Parce que les financements semblent limités pour un accès aux soins à l’échelle mondiale
Pourra-t-on vaincre l’épidémie de VIH d’ici à sept ans ? Selon l’ONU, ce défi est possible avec un engagement politique fort et des choix financiers. « On n’a jamais été aussi proches d’y arriver, mais les Etats lèvent le pied, le VIH est moins une priorité qu’avant. On a besoin de financements, et ils ont stagné ces dernières années », regrette Fabrice Pilorgé, d’Aides. « Le financement de la lutte contre le VIH a reculé en 2022, aussi bien pour les sources nationales qu’internationales, retombant au même niveau qu’en 2013 », note ainsi l’ONU dans son rapport publié le 13 juillet.
« La fin [de l’épidémie] vers 2030 me semble compliquée », a aussi jugé sur franceinfo le professeur Yazdan Yazdanpanah, directeur de l’Agence nationale de recherche sur le sida, les hépatites et les maladies infectieuses émergentes (ANRS). « Le Covid-19 a fait prendre du retard, sur le dépistage de la maladie et pour se faire traiter. »

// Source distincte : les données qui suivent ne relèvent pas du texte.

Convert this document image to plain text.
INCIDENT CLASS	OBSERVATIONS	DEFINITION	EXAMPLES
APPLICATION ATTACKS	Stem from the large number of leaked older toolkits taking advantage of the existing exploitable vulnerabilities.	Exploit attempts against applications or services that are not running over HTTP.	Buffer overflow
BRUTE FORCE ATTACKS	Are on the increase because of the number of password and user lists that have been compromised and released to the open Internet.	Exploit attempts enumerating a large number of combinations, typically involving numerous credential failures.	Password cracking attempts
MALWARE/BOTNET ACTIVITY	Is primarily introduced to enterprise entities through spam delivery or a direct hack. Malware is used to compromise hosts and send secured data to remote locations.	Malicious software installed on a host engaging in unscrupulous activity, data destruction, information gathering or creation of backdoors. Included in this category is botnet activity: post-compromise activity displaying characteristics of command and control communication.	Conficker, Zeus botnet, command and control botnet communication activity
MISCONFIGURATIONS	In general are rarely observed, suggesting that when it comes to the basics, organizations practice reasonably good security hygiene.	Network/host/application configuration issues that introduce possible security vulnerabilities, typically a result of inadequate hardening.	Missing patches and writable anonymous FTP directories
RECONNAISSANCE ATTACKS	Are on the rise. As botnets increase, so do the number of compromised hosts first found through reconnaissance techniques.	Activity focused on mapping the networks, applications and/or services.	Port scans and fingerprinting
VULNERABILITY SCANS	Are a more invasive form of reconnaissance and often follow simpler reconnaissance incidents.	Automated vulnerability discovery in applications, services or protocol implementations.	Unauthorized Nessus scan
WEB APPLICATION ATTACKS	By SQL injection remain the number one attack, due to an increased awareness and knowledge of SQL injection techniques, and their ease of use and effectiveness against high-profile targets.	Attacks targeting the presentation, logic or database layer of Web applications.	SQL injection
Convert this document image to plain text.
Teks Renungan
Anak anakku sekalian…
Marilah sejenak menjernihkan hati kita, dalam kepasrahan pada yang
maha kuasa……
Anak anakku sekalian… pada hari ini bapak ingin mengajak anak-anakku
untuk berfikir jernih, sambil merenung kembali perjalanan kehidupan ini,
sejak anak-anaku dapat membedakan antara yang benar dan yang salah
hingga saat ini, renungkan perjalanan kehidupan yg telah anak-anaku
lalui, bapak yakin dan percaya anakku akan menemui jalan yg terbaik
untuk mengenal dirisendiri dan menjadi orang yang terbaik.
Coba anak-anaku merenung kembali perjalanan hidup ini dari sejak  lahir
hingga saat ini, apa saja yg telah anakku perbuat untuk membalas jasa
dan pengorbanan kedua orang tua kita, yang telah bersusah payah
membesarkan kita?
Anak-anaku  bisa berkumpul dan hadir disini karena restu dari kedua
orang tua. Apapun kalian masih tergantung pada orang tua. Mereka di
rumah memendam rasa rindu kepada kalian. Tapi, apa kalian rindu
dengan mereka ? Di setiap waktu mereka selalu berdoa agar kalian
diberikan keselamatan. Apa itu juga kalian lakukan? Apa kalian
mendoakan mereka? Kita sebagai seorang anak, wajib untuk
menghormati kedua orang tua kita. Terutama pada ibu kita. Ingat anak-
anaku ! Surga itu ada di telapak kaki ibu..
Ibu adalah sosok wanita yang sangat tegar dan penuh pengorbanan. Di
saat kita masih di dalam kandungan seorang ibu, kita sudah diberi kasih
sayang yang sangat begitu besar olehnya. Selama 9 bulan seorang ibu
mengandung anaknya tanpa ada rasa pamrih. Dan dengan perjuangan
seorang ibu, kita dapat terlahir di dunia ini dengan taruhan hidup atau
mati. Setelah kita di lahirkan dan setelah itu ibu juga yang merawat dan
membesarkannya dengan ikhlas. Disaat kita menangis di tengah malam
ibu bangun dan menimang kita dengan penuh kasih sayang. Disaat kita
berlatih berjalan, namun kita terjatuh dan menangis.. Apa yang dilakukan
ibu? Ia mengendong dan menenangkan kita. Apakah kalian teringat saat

La transmission du VIH se heurte également à des inégalités et disparités. Alors que le nombre de personnes sous traitement antirétroviral dans le monde est passé de 7,7 millions en 2010 à 29,8 millions en 2022, l’ONU rappelle que huit pays d’Afrique subsaharienne concentrent 65% des personnes séropositives. Par ailleurs, 143 pays criminalisent ou poursuivent l’exposition au VIH, la non-divulgation du statut sérologique ou la transmission du virus, rappelle l’ONU (lien PDF). Or, selon l’organisation, « il est prouvé que les lois punitives entravent l’accès aux services anti-VIH et augmentent le risque d’infection au VIH ».